Farmers badly hit by harsh weather in North

Hundreds of sheep lost in heavy snows

A technical examination is being carried out to try to establish how a large wind turbine near Maas, close to the Ardara area of Co Donegal,  came crashing down on Thursday. While winds were heavy at the time it was nonetheless understood that these turbines were engineered to withstand such conditions.

A technical examination is being carried out to try to establish how a large wind turbine near Maas, close to the Ardara area of Co Donegal, came crashing down on Thursday. While winds were heavy at the time it was nonetheless understood that these turbines were engineered to withstand such conditions.

Mon, Mar 25, 2013, 22:41

Northern Ireland ’s First Minister Peter Robinson has said the Northern Executive may examine how to compensate farmers as heavy snow and bitter east winds continue to cause problems in the North.

Temperatures will also stay low in the Republic this week but conditions will be dry, Met Éireann has said. Average temperatures will be about 3 degrees, though the wind chill effect will bring it down to below zero, highly abnormal for the time of year.

In the North, the number of households without electricity has been reduced to a few hundred. The main focus yesterday was on trying to ease the plight of farmers, particularly sheep farmers who are now in the lambing season. Farmers, mainly in northeast areas, lost hundreds of sheep and lambs due to the heavy snows. Many farmers were also unable to get fodder to livestock due to impassable roads and snow drifts. Farmers appealed for extra assistance including helicopters to drop food to livestock.

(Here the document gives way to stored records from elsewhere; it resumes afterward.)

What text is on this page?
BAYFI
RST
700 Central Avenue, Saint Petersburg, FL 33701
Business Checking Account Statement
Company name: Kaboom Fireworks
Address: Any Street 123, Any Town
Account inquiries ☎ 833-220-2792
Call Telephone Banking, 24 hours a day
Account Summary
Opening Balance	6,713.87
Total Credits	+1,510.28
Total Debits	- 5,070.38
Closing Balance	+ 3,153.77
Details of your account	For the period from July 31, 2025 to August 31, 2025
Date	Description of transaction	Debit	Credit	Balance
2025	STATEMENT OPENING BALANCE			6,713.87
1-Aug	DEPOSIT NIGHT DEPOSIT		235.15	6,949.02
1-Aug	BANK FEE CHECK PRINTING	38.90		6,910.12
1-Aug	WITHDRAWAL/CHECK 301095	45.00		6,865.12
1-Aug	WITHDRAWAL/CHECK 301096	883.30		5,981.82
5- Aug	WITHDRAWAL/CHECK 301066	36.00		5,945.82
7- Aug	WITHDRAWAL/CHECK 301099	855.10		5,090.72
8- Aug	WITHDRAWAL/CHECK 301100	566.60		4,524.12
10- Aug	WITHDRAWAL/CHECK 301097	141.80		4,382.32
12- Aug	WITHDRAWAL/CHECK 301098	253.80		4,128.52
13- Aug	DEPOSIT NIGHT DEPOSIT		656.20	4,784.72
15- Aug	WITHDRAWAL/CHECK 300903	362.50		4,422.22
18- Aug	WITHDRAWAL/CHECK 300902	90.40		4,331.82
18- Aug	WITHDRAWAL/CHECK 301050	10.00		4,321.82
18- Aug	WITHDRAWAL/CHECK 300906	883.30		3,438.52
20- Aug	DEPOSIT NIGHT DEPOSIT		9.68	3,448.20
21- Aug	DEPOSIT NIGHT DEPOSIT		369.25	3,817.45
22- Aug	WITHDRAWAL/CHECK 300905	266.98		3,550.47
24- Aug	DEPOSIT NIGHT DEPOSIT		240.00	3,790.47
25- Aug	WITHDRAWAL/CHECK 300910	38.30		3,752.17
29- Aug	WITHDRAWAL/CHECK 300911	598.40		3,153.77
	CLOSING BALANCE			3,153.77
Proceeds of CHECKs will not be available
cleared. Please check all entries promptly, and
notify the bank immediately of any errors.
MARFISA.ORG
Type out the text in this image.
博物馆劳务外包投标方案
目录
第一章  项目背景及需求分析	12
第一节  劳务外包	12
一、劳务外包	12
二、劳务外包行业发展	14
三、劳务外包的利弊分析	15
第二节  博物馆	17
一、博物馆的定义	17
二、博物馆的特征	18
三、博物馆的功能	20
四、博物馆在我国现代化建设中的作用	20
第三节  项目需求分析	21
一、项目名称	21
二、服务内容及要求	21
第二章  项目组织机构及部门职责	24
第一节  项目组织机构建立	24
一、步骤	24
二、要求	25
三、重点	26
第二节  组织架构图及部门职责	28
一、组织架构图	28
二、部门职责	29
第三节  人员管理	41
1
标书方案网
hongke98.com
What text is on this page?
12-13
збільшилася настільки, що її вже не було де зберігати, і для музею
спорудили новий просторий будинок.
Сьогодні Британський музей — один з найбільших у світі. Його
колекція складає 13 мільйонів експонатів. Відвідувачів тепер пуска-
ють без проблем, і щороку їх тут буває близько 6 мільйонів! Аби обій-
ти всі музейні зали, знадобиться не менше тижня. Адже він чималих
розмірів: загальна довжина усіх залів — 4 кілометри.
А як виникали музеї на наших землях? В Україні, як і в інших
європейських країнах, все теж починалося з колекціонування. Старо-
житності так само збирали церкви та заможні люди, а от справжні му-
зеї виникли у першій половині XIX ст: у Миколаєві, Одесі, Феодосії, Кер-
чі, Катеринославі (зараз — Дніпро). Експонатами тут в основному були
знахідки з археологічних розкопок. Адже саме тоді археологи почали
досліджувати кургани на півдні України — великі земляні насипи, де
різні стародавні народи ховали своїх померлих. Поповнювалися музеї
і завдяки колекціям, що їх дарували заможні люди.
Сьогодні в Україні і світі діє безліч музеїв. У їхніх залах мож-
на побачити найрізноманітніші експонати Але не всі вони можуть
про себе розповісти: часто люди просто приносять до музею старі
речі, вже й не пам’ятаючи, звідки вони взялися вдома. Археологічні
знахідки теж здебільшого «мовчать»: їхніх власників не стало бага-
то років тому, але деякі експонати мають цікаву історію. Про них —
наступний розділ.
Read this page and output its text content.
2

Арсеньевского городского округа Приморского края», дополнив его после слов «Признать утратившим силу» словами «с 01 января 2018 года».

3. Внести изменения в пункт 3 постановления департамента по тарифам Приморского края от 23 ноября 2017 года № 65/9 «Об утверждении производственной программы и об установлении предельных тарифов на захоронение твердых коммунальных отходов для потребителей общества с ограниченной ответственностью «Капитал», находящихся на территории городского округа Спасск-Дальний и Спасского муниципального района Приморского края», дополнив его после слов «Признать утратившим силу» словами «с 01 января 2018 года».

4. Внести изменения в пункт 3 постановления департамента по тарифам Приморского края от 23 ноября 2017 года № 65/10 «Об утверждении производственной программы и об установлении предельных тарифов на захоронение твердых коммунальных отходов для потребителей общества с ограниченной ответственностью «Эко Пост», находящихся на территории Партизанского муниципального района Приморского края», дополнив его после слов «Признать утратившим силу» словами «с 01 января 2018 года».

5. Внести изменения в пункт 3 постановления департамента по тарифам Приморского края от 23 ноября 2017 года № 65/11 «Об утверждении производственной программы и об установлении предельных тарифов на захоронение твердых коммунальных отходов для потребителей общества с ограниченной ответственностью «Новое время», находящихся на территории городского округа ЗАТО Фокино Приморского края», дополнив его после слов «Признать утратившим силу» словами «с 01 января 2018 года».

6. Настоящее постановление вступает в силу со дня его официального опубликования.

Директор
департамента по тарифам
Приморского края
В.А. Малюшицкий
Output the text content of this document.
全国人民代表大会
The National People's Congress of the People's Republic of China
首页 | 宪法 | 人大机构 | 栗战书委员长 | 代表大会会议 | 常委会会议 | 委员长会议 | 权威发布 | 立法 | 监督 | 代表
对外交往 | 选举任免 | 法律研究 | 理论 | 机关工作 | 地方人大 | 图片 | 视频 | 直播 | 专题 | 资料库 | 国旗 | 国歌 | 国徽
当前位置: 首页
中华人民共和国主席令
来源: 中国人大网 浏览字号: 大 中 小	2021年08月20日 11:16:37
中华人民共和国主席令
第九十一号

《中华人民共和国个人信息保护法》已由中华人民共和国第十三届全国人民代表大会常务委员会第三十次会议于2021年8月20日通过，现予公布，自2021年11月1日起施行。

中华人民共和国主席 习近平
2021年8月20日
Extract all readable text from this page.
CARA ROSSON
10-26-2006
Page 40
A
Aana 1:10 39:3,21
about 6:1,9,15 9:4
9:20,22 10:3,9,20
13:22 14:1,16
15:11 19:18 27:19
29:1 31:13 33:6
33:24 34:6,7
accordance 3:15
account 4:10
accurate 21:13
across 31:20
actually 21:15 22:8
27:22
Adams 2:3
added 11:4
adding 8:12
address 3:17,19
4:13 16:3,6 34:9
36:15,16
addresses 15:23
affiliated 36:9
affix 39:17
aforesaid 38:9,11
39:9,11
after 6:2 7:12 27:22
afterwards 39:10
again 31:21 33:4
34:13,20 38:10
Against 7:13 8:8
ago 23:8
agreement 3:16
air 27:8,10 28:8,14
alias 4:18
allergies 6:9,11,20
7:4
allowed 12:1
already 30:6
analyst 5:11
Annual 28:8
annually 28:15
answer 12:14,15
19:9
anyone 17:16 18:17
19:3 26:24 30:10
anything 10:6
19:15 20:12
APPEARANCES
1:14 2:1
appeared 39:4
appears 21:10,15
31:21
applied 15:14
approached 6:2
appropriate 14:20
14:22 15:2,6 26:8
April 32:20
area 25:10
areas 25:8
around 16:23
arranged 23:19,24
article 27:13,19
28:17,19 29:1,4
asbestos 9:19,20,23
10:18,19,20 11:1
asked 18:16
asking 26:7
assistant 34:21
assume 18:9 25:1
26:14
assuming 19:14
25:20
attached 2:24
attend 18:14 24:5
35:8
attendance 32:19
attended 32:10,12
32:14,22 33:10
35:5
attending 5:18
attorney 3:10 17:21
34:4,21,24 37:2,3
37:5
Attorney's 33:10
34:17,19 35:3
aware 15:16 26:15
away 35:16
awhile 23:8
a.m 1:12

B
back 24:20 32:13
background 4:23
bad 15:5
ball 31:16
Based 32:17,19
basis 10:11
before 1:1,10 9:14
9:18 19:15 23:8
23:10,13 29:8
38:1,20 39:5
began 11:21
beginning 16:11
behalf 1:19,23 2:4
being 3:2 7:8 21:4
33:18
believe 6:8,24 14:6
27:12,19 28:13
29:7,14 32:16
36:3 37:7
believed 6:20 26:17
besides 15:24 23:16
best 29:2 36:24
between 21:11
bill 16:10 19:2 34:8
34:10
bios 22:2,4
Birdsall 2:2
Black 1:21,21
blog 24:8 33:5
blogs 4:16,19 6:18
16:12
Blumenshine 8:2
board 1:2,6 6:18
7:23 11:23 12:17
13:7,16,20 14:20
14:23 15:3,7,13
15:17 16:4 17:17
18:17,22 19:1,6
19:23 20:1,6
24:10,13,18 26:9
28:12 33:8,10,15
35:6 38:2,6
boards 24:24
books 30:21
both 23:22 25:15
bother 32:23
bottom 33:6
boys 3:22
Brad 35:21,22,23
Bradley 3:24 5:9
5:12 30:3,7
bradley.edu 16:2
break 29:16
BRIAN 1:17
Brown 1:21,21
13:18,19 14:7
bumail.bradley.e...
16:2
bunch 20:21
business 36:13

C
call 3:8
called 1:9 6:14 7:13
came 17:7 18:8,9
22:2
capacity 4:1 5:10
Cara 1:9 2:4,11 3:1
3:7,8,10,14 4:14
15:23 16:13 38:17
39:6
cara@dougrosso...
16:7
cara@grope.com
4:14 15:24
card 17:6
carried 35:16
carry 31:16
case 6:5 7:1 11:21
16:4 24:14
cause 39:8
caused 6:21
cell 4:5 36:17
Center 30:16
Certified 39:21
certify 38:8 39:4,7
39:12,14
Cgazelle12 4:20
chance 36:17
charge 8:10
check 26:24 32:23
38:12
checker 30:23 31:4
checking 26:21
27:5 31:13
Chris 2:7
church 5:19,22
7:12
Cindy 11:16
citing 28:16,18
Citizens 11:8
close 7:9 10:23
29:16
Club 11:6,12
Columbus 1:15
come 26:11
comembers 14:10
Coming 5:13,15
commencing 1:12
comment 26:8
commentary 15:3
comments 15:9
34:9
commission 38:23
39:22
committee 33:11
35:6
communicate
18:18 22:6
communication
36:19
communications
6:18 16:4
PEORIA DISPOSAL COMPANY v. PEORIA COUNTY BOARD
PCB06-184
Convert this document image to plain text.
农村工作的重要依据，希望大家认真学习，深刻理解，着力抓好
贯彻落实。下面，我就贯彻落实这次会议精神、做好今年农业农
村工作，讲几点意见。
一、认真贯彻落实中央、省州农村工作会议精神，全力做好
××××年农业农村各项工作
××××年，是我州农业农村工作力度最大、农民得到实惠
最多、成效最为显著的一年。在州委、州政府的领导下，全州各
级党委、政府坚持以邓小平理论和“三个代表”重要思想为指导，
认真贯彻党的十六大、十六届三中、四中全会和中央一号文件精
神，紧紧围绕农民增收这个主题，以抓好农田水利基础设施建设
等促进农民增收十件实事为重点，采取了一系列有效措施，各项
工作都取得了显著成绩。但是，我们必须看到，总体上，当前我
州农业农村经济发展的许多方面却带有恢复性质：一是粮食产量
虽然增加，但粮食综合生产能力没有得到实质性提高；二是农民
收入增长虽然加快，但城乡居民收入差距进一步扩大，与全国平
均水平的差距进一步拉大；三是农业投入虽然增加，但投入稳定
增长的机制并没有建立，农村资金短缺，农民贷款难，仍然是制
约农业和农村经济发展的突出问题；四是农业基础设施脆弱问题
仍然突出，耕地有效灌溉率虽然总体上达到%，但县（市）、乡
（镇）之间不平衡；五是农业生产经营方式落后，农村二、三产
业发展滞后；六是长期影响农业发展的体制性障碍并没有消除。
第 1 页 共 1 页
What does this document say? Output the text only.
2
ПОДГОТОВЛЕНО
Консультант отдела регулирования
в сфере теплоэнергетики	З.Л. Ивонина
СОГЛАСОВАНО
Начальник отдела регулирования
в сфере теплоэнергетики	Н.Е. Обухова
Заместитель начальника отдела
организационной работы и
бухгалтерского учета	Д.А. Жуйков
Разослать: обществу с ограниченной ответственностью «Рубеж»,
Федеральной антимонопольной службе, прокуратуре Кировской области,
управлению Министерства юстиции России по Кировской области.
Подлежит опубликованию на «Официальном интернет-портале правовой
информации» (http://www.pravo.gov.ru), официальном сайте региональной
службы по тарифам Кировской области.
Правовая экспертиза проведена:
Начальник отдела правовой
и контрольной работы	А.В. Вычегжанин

Mr Robinson on a visit to Dromara in Co Down, one of the worst affected areas, said he would consult with Executive colleagues to see what could be done to help farmers. He said the DUP had also asked the British army’s Territorial Army in Northern Ireland to assist in clearing roads.

The Sinn Féin Minister of Agriculture Michelle O'Neill who visited a farm in Glenarm in the Glens of Antrim, which is also badly hit, said conditions were some of the worst experienced in decades. “I have asked that all resources available to the Executive, including those of the emergency services, are made available to help those affected,” she said.

“As this animal welfare situation develops I and my officials are keeping in close contact with farming representative bodies. I would appeal to farmers not to be taking any unnecessary risks whilst tending to their animals,” she added.

Dozens of schools remained closed yesterday because of the bitter weather. The harsh conditions are likely to continue for a number of days.

Meanwhile, a technical examination is being carried out to try to establish how a large wind turbine near Maas, close to the Ardara area of Co Donegal came crashing down on Thursday. While winds were heavy at the time it was nonetheless understood that these turbines were engineered to withstand such conditions.